The challenge
CKD is often linked with other health conditions such as diabetes, heart failure and metabolic disorders and is associated with significant cardiovascular morbidity and mortality, as well as prolonged hospitalisation. There are 75 unplanned hospital admissions for every 100 individuals with CKD at stage four (kidney function less that 30%) each year. CKD costs around £10 billion of NHS funding per year (NHSE figures 2010-2011).
CKD is also associated with a high degree of clinical variation and clinical inequalities of care, related to deprivation and ethnicity. Therefore, the management of CKD often requires a holistic approach to patient care.
The solution
Improving clinical variation and clinical inequalities of care for patients with CKD is dependent on the following actions:
- Early identification of CKD and risk stratification of high-risk individuals, including urine albumin creatinine ratio (ACR) measurement and the vanguard implementation of the locally developed and NICE recommended Kidney Failure Risk Equation (KFRE), for prediction of progression to needing dialysis or a kidney transplant.
- Early intervention to manage risk factors and slow down CKD progression, including medicines optimisation with SGLT2 inhibitors, which are effective in reducing the progression of CKD, leading to improved health outcomes in relation to delaying the need for dialysis/kidney transplantation, hospitalisation, cardiovascular events and all-cause mortality.

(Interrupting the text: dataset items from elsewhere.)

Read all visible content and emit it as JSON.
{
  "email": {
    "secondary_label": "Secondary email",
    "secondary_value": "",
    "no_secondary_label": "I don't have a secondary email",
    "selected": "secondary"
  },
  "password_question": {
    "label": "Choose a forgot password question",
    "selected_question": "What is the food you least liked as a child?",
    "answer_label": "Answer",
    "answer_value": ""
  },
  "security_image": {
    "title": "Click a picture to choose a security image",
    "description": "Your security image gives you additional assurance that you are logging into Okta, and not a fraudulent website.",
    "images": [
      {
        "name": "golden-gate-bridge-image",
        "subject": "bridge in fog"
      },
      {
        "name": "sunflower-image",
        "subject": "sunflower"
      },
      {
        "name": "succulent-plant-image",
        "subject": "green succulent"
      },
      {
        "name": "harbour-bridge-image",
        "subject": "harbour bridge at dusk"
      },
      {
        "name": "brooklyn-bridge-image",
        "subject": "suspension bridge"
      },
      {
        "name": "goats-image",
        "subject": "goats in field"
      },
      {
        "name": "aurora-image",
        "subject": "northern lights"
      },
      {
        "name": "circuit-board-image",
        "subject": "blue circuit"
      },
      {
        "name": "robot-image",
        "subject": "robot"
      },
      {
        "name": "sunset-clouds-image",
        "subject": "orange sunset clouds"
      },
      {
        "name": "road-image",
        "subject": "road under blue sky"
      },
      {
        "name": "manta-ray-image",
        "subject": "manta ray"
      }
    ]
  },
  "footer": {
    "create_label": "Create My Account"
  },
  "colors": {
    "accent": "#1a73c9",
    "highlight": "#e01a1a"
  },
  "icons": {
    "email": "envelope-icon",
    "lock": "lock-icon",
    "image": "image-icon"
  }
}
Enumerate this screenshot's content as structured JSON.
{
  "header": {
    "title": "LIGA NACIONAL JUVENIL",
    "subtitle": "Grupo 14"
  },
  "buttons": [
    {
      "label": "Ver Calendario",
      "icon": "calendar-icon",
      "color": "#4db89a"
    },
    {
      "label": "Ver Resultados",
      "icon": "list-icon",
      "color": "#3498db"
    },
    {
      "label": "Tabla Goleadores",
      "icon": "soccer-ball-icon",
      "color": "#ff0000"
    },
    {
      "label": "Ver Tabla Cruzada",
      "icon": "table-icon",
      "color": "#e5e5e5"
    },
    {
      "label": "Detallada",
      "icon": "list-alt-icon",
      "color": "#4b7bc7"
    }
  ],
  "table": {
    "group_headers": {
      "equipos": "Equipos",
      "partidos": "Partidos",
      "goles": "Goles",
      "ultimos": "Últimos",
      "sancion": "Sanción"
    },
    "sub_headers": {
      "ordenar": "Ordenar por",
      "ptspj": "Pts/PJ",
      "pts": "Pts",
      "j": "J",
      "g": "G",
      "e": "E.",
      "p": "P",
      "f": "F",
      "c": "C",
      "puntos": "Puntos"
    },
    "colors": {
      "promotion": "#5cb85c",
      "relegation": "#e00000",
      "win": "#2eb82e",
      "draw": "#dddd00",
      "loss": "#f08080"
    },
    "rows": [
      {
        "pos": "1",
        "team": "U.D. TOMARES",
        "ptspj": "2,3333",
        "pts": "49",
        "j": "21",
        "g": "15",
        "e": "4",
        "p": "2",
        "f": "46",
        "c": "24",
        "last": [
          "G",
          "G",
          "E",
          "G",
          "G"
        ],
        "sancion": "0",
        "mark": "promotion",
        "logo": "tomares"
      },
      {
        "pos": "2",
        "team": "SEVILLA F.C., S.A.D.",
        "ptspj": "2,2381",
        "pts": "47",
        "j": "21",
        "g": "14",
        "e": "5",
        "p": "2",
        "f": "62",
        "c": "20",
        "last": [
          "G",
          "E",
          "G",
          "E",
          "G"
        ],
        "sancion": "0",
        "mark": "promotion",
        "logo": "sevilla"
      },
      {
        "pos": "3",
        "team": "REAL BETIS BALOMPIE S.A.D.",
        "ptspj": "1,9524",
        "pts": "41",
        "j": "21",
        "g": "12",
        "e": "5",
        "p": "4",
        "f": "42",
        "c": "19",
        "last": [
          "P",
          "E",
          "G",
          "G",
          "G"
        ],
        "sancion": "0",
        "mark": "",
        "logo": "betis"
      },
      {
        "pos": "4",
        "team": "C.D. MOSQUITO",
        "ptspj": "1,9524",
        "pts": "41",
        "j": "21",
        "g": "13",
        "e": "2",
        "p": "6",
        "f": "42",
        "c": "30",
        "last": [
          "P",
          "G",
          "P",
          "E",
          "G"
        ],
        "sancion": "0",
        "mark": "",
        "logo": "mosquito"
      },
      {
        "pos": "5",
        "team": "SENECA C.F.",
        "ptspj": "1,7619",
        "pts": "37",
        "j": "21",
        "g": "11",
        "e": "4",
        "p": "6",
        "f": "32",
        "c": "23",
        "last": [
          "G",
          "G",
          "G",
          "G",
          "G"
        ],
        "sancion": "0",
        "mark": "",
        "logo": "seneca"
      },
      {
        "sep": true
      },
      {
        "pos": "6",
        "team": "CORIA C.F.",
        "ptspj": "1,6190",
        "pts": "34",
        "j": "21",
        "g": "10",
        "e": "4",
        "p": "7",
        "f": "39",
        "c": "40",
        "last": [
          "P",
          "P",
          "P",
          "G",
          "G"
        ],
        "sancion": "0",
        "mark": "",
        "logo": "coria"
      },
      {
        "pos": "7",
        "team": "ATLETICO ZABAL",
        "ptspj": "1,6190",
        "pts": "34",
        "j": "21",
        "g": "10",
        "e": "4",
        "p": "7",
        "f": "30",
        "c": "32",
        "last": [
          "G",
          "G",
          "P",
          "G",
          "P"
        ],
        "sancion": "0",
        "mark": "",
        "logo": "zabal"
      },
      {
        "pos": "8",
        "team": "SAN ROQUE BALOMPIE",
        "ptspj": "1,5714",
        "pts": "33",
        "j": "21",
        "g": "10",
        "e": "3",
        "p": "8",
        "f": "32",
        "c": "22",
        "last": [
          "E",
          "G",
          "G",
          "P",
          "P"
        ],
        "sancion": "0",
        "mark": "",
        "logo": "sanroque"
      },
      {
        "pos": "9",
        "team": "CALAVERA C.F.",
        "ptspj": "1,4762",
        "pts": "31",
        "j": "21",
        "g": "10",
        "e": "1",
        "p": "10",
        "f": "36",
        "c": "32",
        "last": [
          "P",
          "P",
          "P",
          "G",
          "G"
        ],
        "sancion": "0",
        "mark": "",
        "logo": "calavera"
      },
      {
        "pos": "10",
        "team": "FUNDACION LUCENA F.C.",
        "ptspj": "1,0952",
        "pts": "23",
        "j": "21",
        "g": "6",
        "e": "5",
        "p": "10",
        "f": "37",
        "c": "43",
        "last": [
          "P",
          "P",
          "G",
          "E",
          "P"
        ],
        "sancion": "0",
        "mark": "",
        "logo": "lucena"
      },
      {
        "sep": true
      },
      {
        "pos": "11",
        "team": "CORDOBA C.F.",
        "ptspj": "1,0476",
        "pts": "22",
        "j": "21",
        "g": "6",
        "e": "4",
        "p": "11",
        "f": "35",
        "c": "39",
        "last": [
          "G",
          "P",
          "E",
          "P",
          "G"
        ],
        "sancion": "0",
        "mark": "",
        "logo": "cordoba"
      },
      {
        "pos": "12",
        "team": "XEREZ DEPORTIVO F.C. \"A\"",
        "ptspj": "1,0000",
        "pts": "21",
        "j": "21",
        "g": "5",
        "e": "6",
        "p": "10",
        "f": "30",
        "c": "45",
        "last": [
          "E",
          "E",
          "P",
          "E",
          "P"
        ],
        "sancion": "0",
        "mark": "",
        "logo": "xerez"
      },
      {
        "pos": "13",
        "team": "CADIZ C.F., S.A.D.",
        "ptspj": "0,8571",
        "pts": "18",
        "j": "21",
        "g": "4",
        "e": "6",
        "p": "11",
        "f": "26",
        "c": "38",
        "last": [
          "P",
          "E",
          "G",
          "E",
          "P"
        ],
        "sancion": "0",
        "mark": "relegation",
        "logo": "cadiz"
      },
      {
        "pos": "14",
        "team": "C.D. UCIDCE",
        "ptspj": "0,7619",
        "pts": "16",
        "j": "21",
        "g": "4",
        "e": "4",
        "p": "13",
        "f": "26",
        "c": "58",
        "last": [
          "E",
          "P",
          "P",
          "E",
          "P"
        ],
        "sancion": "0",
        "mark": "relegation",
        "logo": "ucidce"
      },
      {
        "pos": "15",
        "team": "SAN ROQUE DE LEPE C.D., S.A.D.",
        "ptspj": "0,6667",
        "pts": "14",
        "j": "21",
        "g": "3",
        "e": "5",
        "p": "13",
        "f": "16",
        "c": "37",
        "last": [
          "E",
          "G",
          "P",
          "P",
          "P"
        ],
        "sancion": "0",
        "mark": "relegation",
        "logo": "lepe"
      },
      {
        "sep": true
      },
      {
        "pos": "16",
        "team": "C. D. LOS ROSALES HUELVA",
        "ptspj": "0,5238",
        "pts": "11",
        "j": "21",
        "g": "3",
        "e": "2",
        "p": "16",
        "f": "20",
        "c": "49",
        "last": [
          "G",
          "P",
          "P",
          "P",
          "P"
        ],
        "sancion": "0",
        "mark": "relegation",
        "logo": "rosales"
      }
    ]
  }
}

- Timely and appropriate referral to specialist services
We set out to achieve these ambitions through:
- Patient and multi-disciplinary team standardised education material in relation to CKD, including YouTube videos
- Implementation of the KFRE into routine clinical practice to risk-stratify referrals
- Integrated, multi-disciplinary, virtual clinics for the management of patients with CKD
At Willows Health Primary Care Network (PCN) we were working on improving chronic disease management, when we came to know of a similar project being run at the renal department at University Hospitals of Leicester NHS Trust (UHL) and we took this opportunity to integrate the two services. Medicines optimisation through this collaboration involves primary care pharmacists and hospital-based pharmacists prioritising medicines optimisation for CKD and CVD prevention.
The project started with two pilot PCNs, Willows Health and Belgrave and Spinney Hill, and now has almost all of Leicester city’s and half of the county’s PCNs onboard, covering a patient population of almost 700,000. This service provides a consultant-led service for a monthly multi-disciplinary team meeting with a PCN to optimise patients with CKD at stage 3 and 4. The multi-disciplinary teams are led by renal consultants and pharmacists, to help promote education and patient care at the same time.
There was no system funding available and we approached pharmaceutical companies to support the project, in addition to personal time and resources which was not funded.
The biggest challenge was to introduce the PCNs to this multi-disciplinary team style of working with UHL and to upskill the primary care workforce. CKD was discussed with all the clinical directors of the Leicester city PCNs and the decision was taken to highlight CKD as one of the five priorities to be delivered this year. This approach helped onboard the PCNs and helped to facilitate this project being rolled out to the whole of Leicester city.
Impact
As well as ensuring medicines optimisation for 100 individuals in 2022/23, the LUCID pilot has allowed for the management of approximately 300 individuals in a virtual setting. It is estimated that when all 26 PCNs in LLR are participating in LUCID clinics, this could lead to a reduction in approximately 200 referrals a year with estimated savings of £130,000, whilst still delivering optimum treatment for these patients.
The LUCID pilot has achieved:
- Better clinical outcomes and improved patient safety – faster referrals, quicker optimisation to stop disease progression and provide holistic care.
- Improvements to staff wellbeing and general working – integrated working, shared management plans, enhanced skills of clinicians to understand the disease, pathways and challenges/limitations in the system in both primary care and secondary care settings.
- Workforce integration at all levels – consultants, GPs, pharmacists, nurses, trainees and managers.
Patients are made aware of the discussions about their case, with the view of optimising their CKD care without the need to visit the hospital. This has led to positive feedback from patients and their families, such as: ‘I am impressed by the care my husband has received, It’s lovely to know he has a team….looking after him in the background’.
This initiative has the potential to form a basis for the integration of other specialities and has been shortlisted in the HSJ Awards for Medicines, Pharmacy and Prescribing Initiative of the Year.